Ron Cowen has an article in Science News about water at the Lunar South Pole.

“The Japanese spacecraft Kaguya finds no visible evidence that a lunar south pole crater holds ice” the article starts out. It seems the Japanese probe that’s been mapping the Moon from a polar lunar orbit isn’t seeing surface water.

In 1998, a NASA spacecraft called Lunar Prospector (SN: 3/14/98, p. 166) found a small excess of hydrogen nuclei at the lunar poles, a further indication that some polar craters, including the sunless Shackleton, contain ice.

Prospector lacked a camera, but high-resolution images taken by Japan’s lunar-orbiting Kaguya craft, launched in 2007, show that Shackleton has no obvious deposits of pure water-ice, Junichi Haruyama of the Japan Aerospace Exploration Agency in Sagamihara and his colleagues report online October 23 in Science.

Although data gathered by the craft indicate that Shackleton’s floor has a temperature of less than 90 kelvins (–183° Celsius), cold enough to freeze water, the crater’s bottom has, at most, only a small percentage of frozen water interspersed with soil, the researchers say. The craft’s Terrain Camera, which can discern features as small as 10 meters, was able to image Shackleton’s floor because sunlight scattered from the crater’s inner wall, near the rim, illuminates the floor. Ice would show up as bright, highly reflective patches, and the images show no such features.

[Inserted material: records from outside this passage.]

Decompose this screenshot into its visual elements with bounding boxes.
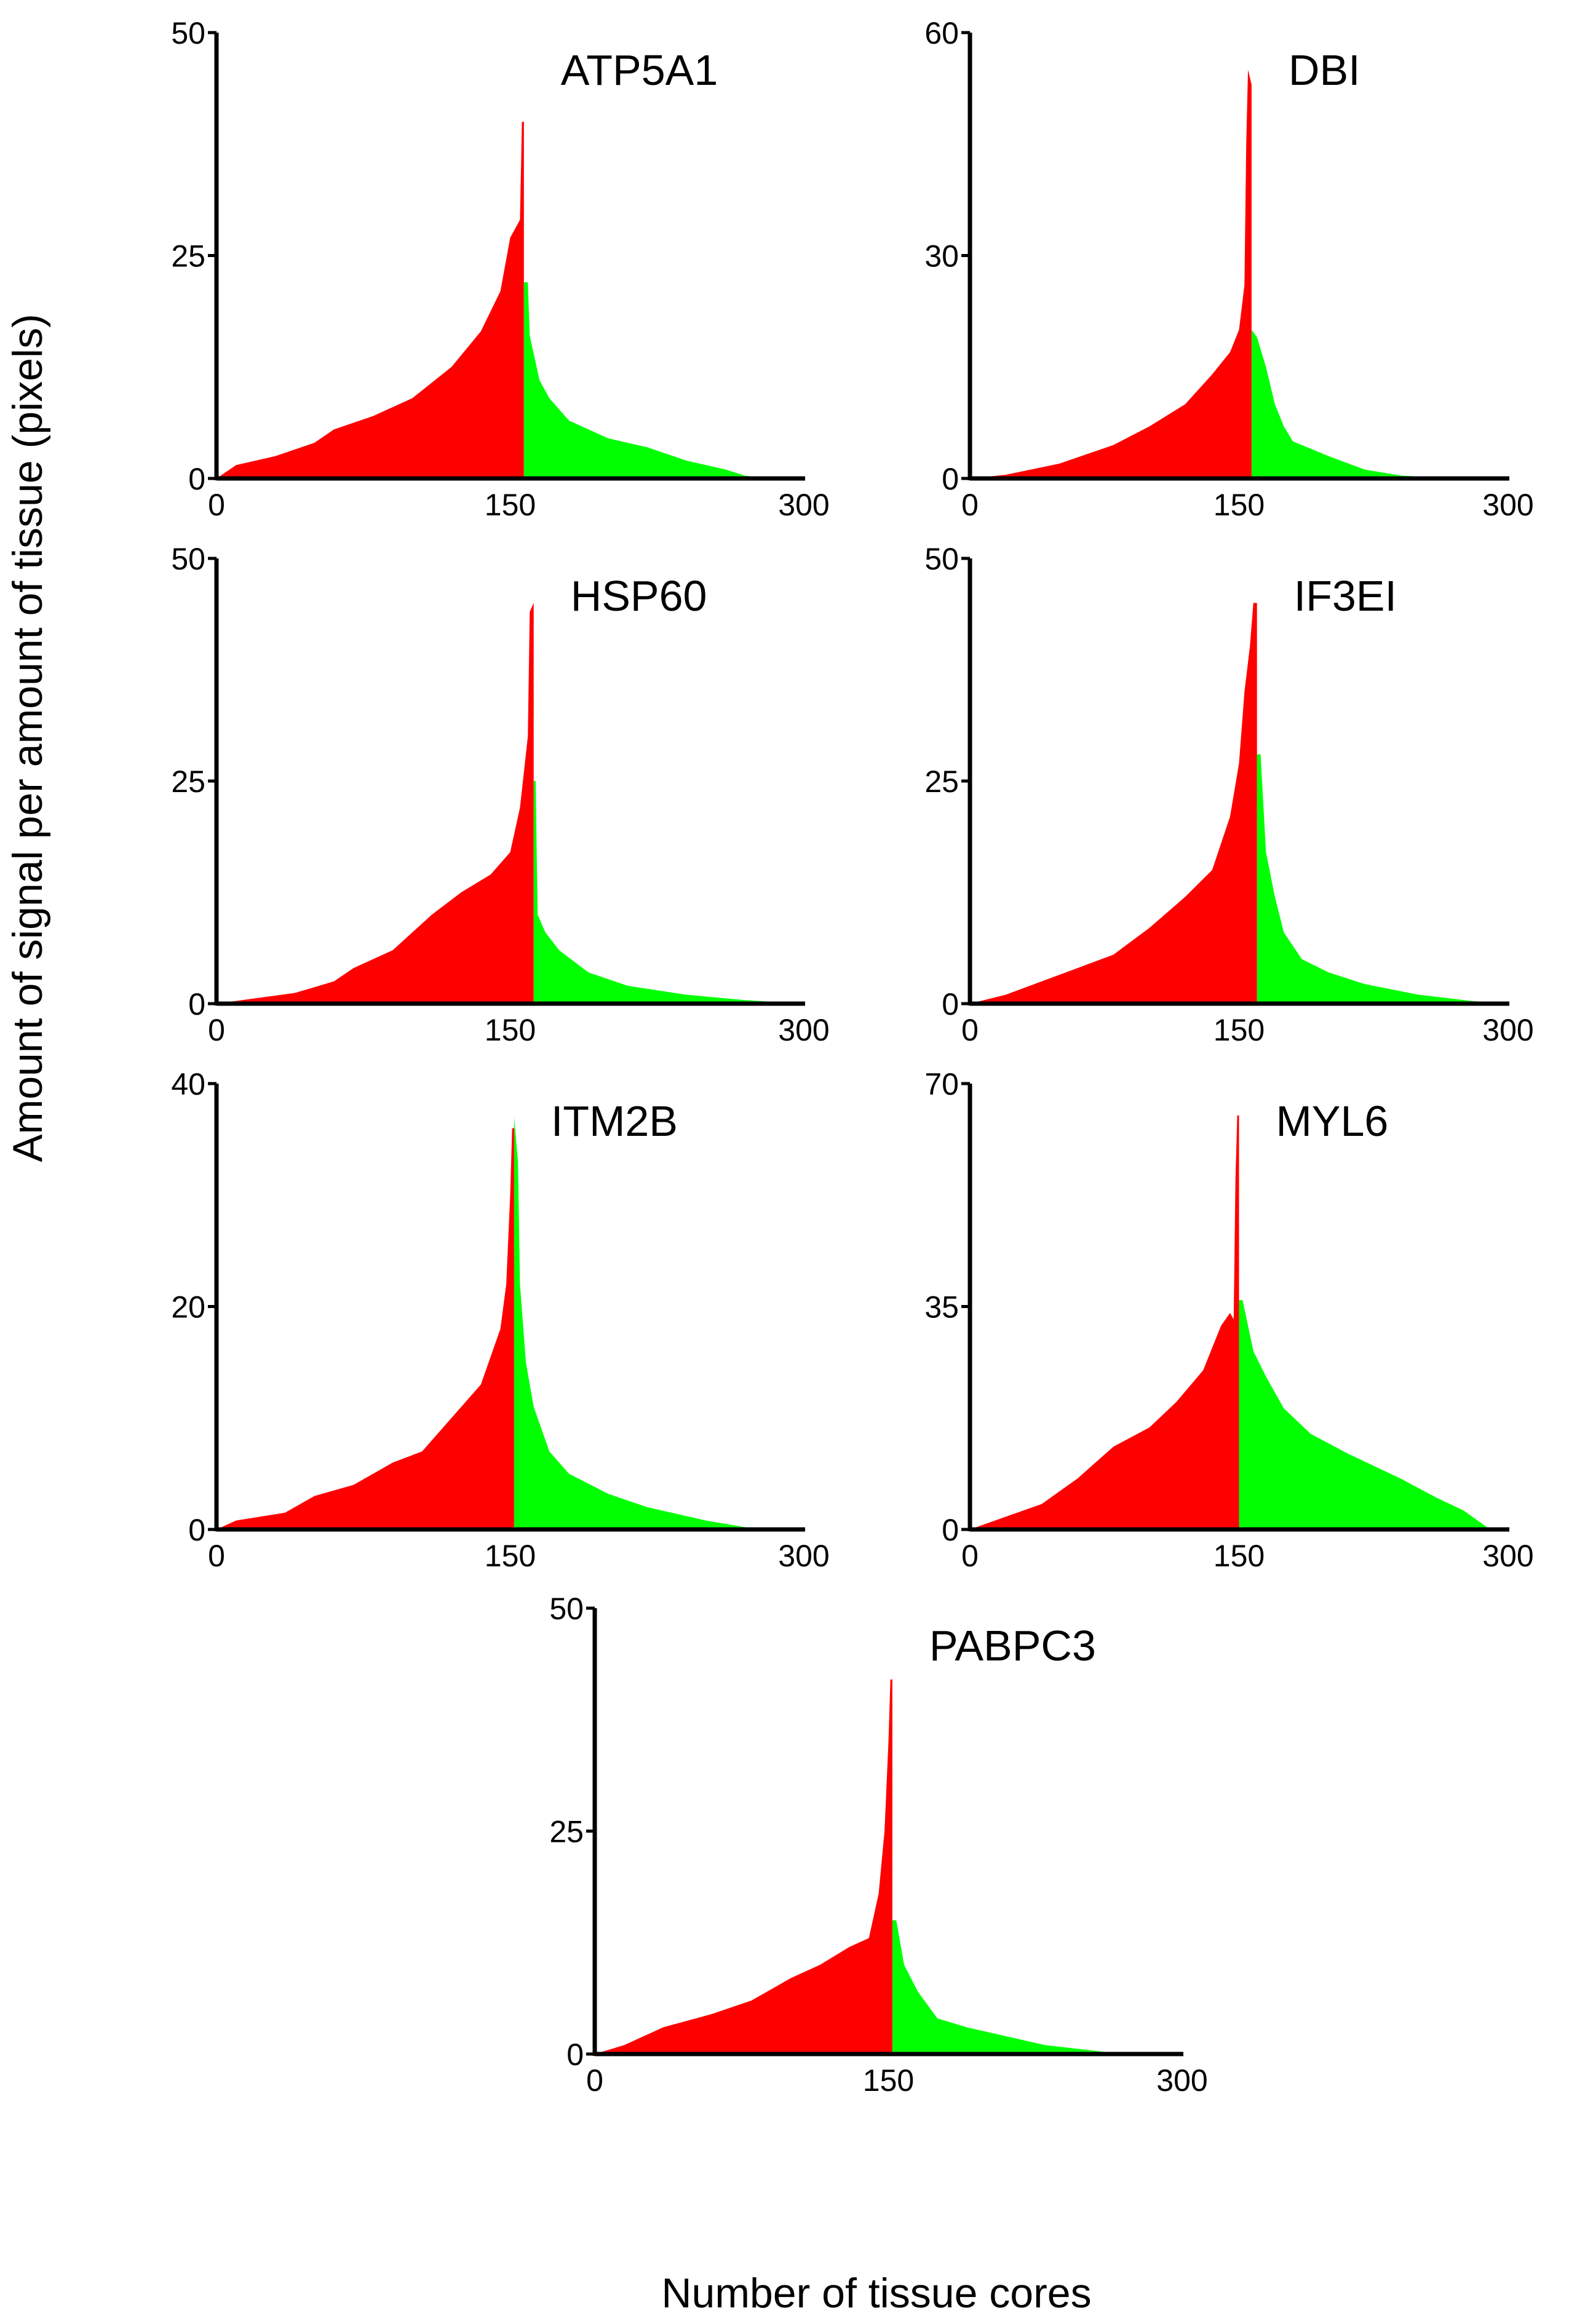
panel-hsp60: 0 25 50 0 150 300 HSP60 bbox=[171, 542, 829, 1047]
x-tick-label-dbi: 0 bbox=[961, 488, 979, 522]
y-tick-label-dbi: 30 bbox=[924, 239, 959, 274]
series-right-dbi bbox=[1251, 330, 1464, 478]
panel-if3ei: 0 25 50 0 150 300 IF3EI bbox=[924, 542, 1533, 1047]
series-left-atp5a1 bbox=[216, 122, 524, 478]
panel-title-atp5a1: ATP5A1 bbox=[561, 46, 718, 94]
x-tick-label-hsp60: 150 bbox=[485, 1013, 536, 1047]
series-right-if3ei bbox=[1257, 754, 1508, 1004]
x-axis-title: Number of tissue cores bbox=[661, 2270, 1091, 2317]
y-tick-label-if3ei: 0 bbox=[942, 987, 959, 1021]
y-axis-title: Amount of signal per amount of tissue (p… bbox=[4, 314, 51, 1162]
y-tick-label-atp5a1: 25 bbox=[171, 239, 205, 274]
x-tick-label-pabpc3: 150 bbox=[863, 2063, 914, 2098]
y-tick-label-itm2b: 40 bbox=[171, 1067, 205, 1101]
x-tick-label-hsp60: 0 bbox=[208, 1013, 225, 1047]
x-tick-label-itm2b: 0 bbox=[208, 1539, 225, 1573]
x-tick-label-if3ei: 300 bbox=[1482, 1013, 1533, 1047]
panel-title-hsp60: HSP60 bbox=[571, 572, 707, 620]
y-tick-label-dbi: 60 bbox=[924, 16, 959, 50]
x-tick-label-dbi: 150 bbox=[1214, 488, 1265, 522]
panel-atp5a1: 0 25 50 0 150 300 ATP5A1 bbox=[171, 16, 829, 522]
panel-title-myl6: MYL6 bbox=[1276, 1097, 1389, 1145]
series-right-myl6 bbox=[1239, 1300, 1490, 1529]
panel-pabpc3: 0 25 50 0 150 300 PABPC3 bbox=[549, 1592, 1207, 2098]
series-left-if3ei bbox=[970, 603, 1257, 1004]
x-tick-label-pabpc3: 0 bbox=[586, 2063, 603, 2098]
x-tick-label-myl6: 300 bbox=[1482, 1539, 1533, 1573]
y-tick-label-if3ei: 50 bbox=[924, 542, 959, 576]
y-tick-label-hsp60: 0 bbox=[188, 987, 205, 1021]
x-tick-label-atp5a1: 0 bbox=[208, 488, 225, 522]
x-tick-label-atp5a1: 150 bbox=[485, 488, 536, 522]
series-right-hsp60 bbox=[533, 781, 804, 1004]
y-tick-label-myl6: 35 bbox=[924, 1290, 959, 1325]
x-tick-label-hsp60: 300 bbox=[778, 1013, 829, 1047]
series-left-itm2b bbox=[216, 1128, 514, 1529]
y-tick-label-hsp60: 25 bbox=[171, 764, 205, 799]
y-tick-label-myl6: 0 bbox=[942, 1513, 959, 1547]
y-tick-label-pabpc3: 25 bbox=[549, 1815, 584, 1849]
y-tick-label-itm2b: 20 bbox=[171, 1290, 205, 1325]
series-right-pabpc3 bbox=[892, 1920, 1124, 2054]
x-tick-label-myl6: 0 bbox=[961, 1539, 979, 1573]
series-right-itm2b bbox=[514, 1117, 775, 1529]
y-tick-label-pabpc3: 50 bbox=[549, 1592, 584, 1626]
series-left-pabpc3 bbox=[595, 1680, 892, 2054]
y-tick-label-atp5a1: 50 bbox=[171, 16, 205, 50]
y-tick-label-pabpc3: 0 bbox=[566, 2037, 584, 2072]
x-tick-label-itm2b: 300 bbox=[778, 1539, 829, 1573]
x-tick-label-myl6: 150 bbox=[1214, 1539, 1265, 1573]
series-left-hsp60 bbox=[216, 603, 534, 1004]
panel-myl6: 0 35 70 0 150 300 MYL6 bbox=[924, 1067, 1533, 1573]
panel-title-dbi: DBI bbox=[1289, 46, 1361, 94]
panel-dbi: 0 30 60 0 150 300 DBI bbox=[924, 16, 1533, 522]
x-tick-label-atp5a1: 300 bbox=[778, 488, 829, 522]
y-tick-label-dbi: 0 bbox=[942, 462, 959, 496]
panel-title-itm2b: ITM2B bbox=[551, 1097, 678, 1145]
series-left-myl6 bbox=[970, 1115, 1239, 1529]
x-tick-label-dbi: 300 bbox=[1482, 488, 1533, 522]
y-tick-label-atp5a1: 0 bbox=[188, 462, 205, 496]
x-tick-label-if3ei: 0 bbox=[961, 1013, 979, 1047]
y-tick-label-myl6: 70 bbox=[924, 1067, 959, 1101]
y-tick-label-if3ei: 25 bbox=[924, 764, 959, 799]
panel-title-pabpc3: PABPC3 bbox=[929, 1622, 1096, 1670]
panel-itm2b: 0 20 40 0 150 300 ITM2B bbox=[171, 1067, 829, 1573]
y-tick-label-itm2b: 0 bbox=[188, 1513, 205, 1547]
x-tick-label-itm2b: 150 bbox=[485, 1539, 536, 1573]
x-tick-label-if3ei: 150 bbox=[1214, 1013, 1265, 1047]
y-tick-label-hsp60: 50 bbox=[171, 542, 205, 576]
panel-title-if3ei: IF3EI bbox=[1294, 572, 1397, 620]
x-tick-label-pabpc3: 300 bbox=[1156, 2063, 1207, 2098]
series-right-atp5a1 bbox=[523, 282, 775, 478]
series-left-dbi bbox=[970, 69, 1252, 478]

So there may not be any Cold Rush to the lunar poles – or elsewhere on the moon. Without local sources of water it would have to be hauled up from Earth out of our steep gravity well, making it a very expensive and precious commodity. And because water is so essential for life as we know it, that makes build, staffing and operating a lunar settlement a lot more expensive and therefore a lot more chancy.

Getting water from other sources (comets, etc) has long been postulated, but given the troubles we’re having getting off the Earth and to the moon, going after a comet is not likely to happen in the current political and economic climate.